Recommendation System Dengan Python : Content Based Filtering (Part 2)

Novindra Prasetio
Data Folks Indonesia
6 min readJul 19, 2019
Photo by Wahid Hasyim K on Unsplash

Haloo… Kali ini saya akan membangun rekomendasi sistem dengan metode content based filtering. Di post saya sebelumnya sudah membahas definisi dari recommendation system beserta metode yang dapat diaplikasikan.

Data : Hotel di Bandung

Data yang saya pakai pada pembuatan content based filtering, yaitu dengan dataset yang saya buat sendiri dari sumber booking.com karena informasi yang diberikan lengkap.

booking.com

Data yang diambil berjumlah 100 data hotel yang meliputi nama, address,dan description. Dataset bisa diunduh disini : hotel_bandung_english

Import dahulu library apa yang mau dipakai.

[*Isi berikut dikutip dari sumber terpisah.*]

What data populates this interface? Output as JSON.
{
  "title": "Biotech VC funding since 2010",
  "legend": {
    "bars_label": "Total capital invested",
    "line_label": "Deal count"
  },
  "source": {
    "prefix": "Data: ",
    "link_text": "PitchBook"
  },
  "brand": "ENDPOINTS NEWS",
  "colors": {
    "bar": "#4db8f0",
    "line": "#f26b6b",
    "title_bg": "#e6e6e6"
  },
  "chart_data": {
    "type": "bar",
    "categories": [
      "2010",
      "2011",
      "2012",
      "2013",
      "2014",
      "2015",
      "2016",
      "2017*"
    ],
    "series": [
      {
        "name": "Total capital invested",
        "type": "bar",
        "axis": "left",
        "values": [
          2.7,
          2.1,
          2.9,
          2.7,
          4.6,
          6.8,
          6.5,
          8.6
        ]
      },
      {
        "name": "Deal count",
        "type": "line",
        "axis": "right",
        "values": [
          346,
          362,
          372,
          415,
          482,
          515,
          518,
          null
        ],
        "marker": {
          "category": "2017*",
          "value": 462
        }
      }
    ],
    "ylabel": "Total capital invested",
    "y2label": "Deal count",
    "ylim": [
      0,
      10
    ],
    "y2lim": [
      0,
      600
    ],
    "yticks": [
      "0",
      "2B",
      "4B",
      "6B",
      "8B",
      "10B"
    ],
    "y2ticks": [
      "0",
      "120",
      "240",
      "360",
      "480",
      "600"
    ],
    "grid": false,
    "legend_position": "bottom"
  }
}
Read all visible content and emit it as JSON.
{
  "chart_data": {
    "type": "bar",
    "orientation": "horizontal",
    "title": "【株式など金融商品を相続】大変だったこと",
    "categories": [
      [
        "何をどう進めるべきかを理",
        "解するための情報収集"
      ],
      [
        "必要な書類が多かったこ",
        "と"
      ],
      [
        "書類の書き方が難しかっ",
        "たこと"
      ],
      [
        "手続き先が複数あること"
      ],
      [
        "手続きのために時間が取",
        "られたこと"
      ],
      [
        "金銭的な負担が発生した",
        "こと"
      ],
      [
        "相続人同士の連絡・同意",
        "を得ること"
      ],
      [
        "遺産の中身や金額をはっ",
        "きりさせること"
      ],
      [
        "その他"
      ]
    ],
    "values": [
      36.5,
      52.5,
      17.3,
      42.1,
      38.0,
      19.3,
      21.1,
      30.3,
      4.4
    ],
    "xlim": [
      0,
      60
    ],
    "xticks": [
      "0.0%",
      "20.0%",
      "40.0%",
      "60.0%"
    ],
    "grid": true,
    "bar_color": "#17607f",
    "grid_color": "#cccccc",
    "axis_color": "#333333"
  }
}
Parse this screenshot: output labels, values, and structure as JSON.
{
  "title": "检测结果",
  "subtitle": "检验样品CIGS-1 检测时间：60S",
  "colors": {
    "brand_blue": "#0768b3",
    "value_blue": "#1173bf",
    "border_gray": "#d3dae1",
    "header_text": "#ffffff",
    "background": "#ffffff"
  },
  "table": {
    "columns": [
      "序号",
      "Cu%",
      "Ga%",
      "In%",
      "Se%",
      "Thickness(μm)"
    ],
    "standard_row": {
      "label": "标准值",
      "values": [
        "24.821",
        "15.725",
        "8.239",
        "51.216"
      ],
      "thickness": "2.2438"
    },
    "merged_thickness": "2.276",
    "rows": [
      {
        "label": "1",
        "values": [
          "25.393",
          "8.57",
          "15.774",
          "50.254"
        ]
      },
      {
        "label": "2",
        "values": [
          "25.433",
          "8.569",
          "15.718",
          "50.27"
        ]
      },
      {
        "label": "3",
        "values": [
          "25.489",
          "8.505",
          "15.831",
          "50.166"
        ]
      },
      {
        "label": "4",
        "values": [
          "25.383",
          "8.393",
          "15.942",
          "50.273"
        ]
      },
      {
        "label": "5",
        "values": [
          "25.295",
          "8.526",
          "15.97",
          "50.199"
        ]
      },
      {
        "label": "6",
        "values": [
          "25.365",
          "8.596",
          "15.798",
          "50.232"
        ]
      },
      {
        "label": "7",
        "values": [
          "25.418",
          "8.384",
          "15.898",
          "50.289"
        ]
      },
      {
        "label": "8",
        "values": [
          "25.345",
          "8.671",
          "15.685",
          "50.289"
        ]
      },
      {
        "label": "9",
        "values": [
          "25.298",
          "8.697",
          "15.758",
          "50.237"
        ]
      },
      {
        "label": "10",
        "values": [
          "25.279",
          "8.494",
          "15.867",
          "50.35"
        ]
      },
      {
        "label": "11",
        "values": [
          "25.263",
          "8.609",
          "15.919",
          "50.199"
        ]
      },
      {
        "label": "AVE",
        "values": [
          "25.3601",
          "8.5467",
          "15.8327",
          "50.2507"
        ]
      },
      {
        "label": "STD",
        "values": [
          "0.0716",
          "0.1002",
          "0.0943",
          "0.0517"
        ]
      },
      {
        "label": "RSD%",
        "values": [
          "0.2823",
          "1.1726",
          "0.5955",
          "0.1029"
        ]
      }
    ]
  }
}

Setelah kita mengimport library apa saja yang dipakai, cobalah analisa terlebih dahulu dengan describe dan info.

df.describe()
df.info()
describe
info

Deskripsi Hotel

Deskripsi hotel berguna untuk mengetahui isi informasi dari masing — masing hotel yang ada pada dataframe yang kita masukkan. Deskripsi hotel dibuat dengan pembuatan fungsi.

Lalu, coba isi fungsi print_description() dengan angka index yang ingin diisi.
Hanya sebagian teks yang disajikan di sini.